Previously, Barbeau has collaborated with the Bevis Frond on his album King of Missouri and with the Loud Family on What If It Works? Sharron Kraus, Oxford’s queen of dark-folk, appears on Anton’s psychedelic masterwork, In The Village Of The Apple Sun, an album Harp magazine called “Barbeau’s Sgt. Pepper,” and which ended up on USA Today‘s “Best of 2007” list. In the Sunday Times, Stewart Lee gave Drug Free four stars, offering “(Barbeau’s) new album bathes beautifully constructed, thoughtfully arranged songs in a fading psychedelic sunshine, and it would be many casual consumers’ album of the year if only they got to hear it.”

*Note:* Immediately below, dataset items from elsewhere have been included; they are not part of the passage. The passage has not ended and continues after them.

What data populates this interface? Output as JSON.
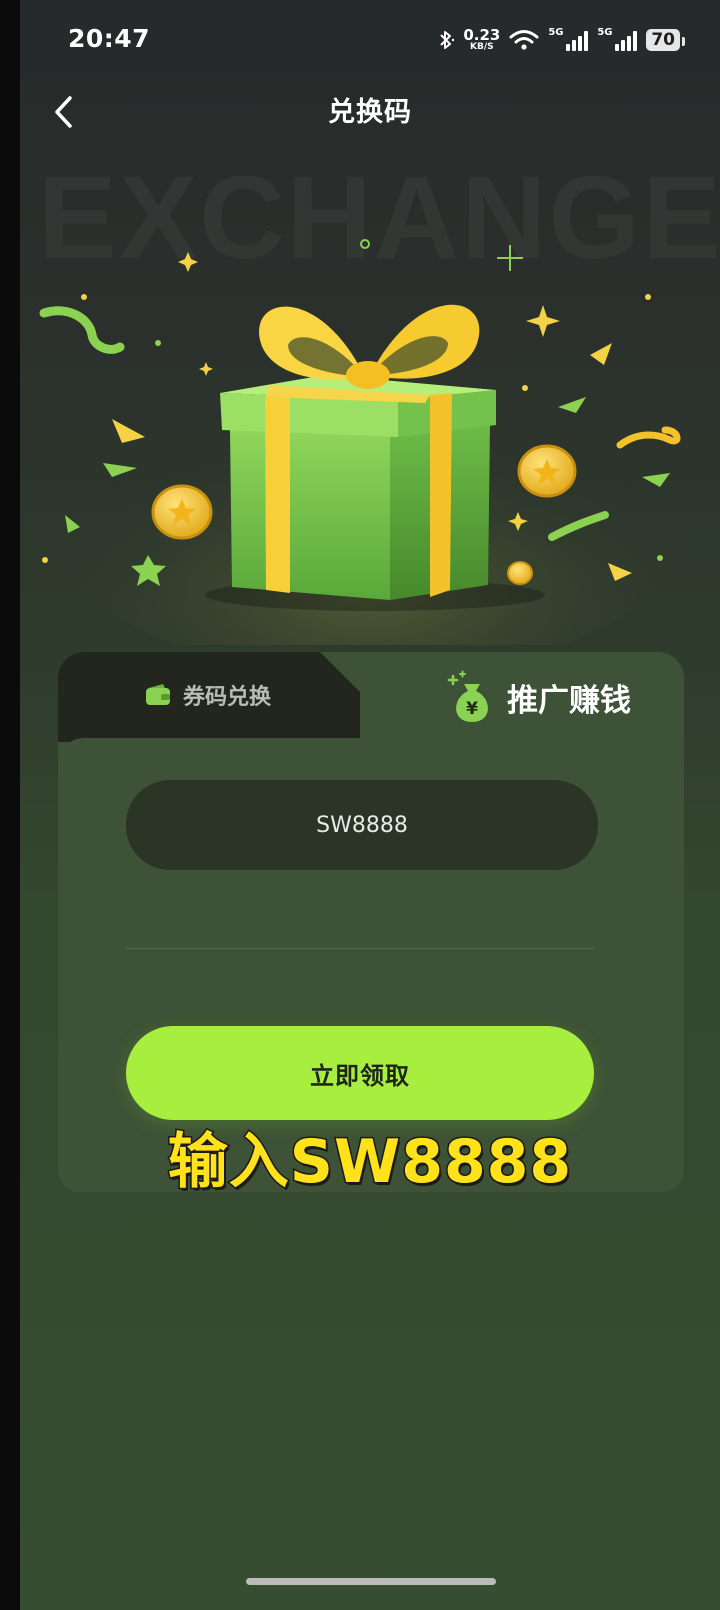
{
  "status_bar": {
    "time": "20:47",
    "net_speed_value": "0.23",
    "net_speed_unit": "KB/S",
    "sim1_label": "5G",
    "sim2_label": "5G",
    "battery": "70"
  },
  "header": {
    "title": "兑换码",
    "back_icon": "chevron-left-icon"
  },
  "hero": {
    "watermark": "EXCHANGE",
    "image": "gift-box-with-coins-illustration"
  },
  "tabs": [
    {
      "label": "券码兑换",
      "icon": "wallet-icon",
      "active": false
    },
    {
      "label": "推广赚钱",
      "icon": "money-bag-icon",
      "active": true
    }
  ],
  "form": {
    "code_value": "SW8888",
    "claim_label": "立即领取"
  },
  "caption": "输入SW8888",
  "colors": {
    "accent": "#a8ee3e",
    "panel": "#3d5236",
    "caption": "#ffe21a"
  }
}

Bringing it all back home, in Sacramento, a 23-hour Anton-a-thon was held in his honor with over 20 performers covering Anton songs, and the sleep-deprived star performing sets with members of his various backing bands. An unusual career situation—but perhaps not for a man whose two first gigs were as a magician and as Jesus in the school play.

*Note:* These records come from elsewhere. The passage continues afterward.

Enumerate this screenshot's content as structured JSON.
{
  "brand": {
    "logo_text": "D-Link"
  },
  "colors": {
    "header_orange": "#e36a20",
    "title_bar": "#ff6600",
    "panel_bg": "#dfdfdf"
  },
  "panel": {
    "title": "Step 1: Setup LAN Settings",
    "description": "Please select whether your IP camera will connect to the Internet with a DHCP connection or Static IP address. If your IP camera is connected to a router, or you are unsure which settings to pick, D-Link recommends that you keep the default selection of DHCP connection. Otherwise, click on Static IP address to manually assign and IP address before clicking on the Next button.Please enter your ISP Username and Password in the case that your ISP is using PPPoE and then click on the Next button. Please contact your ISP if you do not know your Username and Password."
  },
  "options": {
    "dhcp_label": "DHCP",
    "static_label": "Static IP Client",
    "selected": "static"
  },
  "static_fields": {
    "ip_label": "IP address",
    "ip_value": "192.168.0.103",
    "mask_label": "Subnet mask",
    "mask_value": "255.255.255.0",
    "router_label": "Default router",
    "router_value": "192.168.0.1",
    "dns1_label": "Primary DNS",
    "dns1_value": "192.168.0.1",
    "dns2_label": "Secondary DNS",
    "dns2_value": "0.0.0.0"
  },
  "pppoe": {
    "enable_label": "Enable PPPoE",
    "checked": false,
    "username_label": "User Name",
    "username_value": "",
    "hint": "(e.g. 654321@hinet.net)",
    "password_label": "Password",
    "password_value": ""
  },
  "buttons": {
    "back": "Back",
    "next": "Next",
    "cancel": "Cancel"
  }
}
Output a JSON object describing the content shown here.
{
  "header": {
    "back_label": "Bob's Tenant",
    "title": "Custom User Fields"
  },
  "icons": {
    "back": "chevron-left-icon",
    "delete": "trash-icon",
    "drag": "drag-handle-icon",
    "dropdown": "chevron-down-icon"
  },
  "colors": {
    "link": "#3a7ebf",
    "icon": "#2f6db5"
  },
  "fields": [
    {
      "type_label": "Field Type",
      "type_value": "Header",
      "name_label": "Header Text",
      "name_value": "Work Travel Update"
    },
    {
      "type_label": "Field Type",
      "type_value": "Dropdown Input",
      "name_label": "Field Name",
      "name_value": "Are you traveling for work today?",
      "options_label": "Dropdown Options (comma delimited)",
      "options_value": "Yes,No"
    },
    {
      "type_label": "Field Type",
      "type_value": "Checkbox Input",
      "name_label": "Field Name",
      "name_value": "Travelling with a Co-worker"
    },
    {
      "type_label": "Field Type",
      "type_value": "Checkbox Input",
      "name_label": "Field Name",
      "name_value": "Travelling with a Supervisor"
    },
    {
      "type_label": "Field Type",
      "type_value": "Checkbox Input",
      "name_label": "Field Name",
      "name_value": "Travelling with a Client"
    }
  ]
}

Barbeau returned to Northern California at the end of 2009 to promote Bag Of Kittens, the debut disk he wrote and produced for Sacramento gal Allyson Seconds. Back to England in early 2010, he finished up The Psychedelic Mynde Of Moses, another wilfully weird collection of pop songs. Paul Tipler (Julian Cope/Stereolab/Atomic Kitten!) helped with the mixing. The album is set for release later in the year. In his own words, “making records is the only thing that I KNOW I know how to do,” and with that, he’s already well into his next (next) album, with basic tracks to be recorded with Morris Windsor in Berlin. Meanwhile, Barbeau continues gigging and relentlessly touring tea shops and stone circles in the UK, his mind-bending stage show and auto-neurotic humour packed between clean socks and cds. Oh, and yes, Adrienne Barbeau IS his cousin!